Eliminer le mariage des enfants : notre engagement

LONDRES – Alors que le sommet consacré au suivi des objectifs du Millénaire pour le développement se poursuit à New York,  une attention particulière est tout naturellement accordée aux domaines où les progrès ont été les plus décevants. L’objectif d’améliorer la santé maternelle, loin d’être atteint dans  les pays les plus pauvres, est au nombre de ces domaines prioritaires.

Les discussions portent largement sur les engagements pris par les pays riches pour augmenter les aides internationales, et sur l’efficacité de l’utilisation de ces ressources par les gouvernements des pays en développement. Malheureusement, le mariage des enfants, et les conséquences désastreuses de cette pratique sur la santé de millions de femmes et de jeunes filles, ne sont pas au cour des débats.
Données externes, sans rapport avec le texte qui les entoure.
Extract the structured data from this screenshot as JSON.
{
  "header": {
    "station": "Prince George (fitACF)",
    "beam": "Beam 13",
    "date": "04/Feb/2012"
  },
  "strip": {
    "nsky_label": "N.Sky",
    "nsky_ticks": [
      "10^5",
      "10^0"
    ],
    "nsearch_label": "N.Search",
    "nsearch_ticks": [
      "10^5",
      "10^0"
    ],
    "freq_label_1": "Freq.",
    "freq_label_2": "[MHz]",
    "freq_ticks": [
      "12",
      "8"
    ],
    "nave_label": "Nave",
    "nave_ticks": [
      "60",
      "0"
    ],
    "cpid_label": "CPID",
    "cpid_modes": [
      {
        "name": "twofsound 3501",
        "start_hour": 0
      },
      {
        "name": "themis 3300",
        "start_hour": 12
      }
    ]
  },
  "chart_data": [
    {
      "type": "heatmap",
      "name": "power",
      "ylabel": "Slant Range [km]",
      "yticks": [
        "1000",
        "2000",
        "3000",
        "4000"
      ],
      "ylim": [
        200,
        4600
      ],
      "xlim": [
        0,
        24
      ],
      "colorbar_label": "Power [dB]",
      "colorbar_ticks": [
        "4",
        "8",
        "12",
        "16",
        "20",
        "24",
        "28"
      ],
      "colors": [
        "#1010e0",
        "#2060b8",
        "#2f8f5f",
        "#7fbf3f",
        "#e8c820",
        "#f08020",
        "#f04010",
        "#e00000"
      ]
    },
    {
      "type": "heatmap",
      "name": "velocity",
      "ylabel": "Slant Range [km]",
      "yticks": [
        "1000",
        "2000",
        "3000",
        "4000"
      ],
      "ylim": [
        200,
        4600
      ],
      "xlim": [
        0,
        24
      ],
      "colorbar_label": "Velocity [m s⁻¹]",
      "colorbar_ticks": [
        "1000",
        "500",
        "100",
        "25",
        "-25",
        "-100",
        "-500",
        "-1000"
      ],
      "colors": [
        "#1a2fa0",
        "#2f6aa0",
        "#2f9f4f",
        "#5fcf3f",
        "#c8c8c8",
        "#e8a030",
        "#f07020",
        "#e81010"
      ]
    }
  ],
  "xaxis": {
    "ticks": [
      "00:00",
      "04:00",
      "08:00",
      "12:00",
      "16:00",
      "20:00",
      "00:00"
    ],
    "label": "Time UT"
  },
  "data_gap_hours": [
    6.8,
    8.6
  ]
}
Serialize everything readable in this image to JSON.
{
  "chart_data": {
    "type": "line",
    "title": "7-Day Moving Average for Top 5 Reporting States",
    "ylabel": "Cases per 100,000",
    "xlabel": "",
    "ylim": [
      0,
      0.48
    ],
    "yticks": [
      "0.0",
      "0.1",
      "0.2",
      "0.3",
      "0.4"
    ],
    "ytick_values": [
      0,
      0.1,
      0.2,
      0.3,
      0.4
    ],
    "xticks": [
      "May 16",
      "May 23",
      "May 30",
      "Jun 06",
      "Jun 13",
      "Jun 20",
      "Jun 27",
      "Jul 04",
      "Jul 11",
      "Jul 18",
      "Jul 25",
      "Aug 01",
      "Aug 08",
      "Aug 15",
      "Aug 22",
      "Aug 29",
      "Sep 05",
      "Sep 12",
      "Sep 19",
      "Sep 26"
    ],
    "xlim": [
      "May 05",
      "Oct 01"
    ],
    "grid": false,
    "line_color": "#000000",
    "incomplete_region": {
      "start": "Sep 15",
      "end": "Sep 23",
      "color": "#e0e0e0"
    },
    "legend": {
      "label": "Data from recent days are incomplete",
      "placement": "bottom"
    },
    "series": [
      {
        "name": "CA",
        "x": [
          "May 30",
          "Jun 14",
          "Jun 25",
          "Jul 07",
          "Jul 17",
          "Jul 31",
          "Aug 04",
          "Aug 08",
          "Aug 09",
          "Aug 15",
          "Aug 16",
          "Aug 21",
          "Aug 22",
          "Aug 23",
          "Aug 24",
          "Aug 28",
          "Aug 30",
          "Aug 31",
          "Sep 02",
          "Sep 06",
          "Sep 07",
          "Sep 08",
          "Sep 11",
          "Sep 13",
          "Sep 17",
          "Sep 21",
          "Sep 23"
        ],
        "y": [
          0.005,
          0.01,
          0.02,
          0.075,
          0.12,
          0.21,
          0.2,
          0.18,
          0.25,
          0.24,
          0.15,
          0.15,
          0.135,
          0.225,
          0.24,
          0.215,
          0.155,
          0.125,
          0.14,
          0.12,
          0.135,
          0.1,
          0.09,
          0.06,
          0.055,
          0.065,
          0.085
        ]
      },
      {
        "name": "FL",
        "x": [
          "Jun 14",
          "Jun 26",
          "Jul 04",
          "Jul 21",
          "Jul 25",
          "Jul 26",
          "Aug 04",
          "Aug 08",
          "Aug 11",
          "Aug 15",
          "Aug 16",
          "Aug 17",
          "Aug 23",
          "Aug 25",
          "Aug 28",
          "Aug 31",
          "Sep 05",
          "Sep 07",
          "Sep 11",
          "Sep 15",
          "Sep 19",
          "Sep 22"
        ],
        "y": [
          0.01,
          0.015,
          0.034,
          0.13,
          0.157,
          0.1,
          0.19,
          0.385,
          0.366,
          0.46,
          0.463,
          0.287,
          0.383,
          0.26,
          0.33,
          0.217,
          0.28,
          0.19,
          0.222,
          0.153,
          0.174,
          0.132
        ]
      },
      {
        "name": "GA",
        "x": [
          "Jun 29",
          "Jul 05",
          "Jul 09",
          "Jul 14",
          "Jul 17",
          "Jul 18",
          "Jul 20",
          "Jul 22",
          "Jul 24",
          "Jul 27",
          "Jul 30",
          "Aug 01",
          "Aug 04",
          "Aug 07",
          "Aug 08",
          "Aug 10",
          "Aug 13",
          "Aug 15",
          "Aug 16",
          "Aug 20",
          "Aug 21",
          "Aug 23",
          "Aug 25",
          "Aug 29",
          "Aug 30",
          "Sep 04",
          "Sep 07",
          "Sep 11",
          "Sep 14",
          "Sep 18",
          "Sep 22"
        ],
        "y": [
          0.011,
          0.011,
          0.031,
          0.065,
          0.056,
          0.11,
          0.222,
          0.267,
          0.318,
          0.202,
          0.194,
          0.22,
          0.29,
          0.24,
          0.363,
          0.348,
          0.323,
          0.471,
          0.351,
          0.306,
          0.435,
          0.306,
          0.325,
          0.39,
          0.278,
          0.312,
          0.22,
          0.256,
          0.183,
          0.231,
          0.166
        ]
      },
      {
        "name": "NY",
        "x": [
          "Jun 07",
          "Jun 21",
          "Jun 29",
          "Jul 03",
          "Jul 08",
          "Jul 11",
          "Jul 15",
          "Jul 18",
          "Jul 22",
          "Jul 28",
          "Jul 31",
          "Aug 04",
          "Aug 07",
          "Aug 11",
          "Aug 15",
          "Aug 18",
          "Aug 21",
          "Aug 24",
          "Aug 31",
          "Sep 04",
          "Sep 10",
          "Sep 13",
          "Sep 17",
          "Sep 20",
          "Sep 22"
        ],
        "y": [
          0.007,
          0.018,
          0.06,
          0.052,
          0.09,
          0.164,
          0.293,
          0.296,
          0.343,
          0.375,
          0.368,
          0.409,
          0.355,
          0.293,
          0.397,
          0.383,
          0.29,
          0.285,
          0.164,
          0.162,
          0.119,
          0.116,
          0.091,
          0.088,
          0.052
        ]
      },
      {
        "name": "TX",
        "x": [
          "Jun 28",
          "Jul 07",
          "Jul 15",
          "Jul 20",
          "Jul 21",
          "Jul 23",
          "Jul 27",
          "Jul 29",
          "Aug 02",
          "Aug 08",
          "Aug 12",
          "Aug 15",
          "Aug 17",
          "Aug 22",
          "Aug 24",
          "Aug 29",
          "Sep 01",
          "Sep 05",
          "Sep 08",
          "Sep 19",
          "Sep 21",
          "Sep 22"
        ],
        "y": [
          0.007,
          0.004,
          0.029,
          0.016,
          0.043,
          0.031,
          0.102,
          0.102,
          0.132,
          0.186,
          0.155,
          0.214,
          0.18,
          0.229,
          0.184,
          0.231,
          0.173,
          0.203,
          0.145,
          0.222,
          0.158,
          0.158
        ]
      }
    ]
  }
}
Il ne fait pourtant aucun doute que le mariage des jeunes filles a considérablement entravé la réalisation de six des huit objectifs du Millénaire pour le développement. Nos espoirs de réduire la mortalité infantile et maternelle, de combattre le VIH/Sida et de parvenir à l’éducation primaire pour tous – et par là même, nos ambitions de réduire l’extrême pauvreté et de promouvoir l’égalité entre les hommes et les femmes, se heurtent au fait que dans les pays en développement, une fille sur sept est mariée avant d’avoir atteint l’âge de 15 ans – un sort majoritairement réservé aux filles.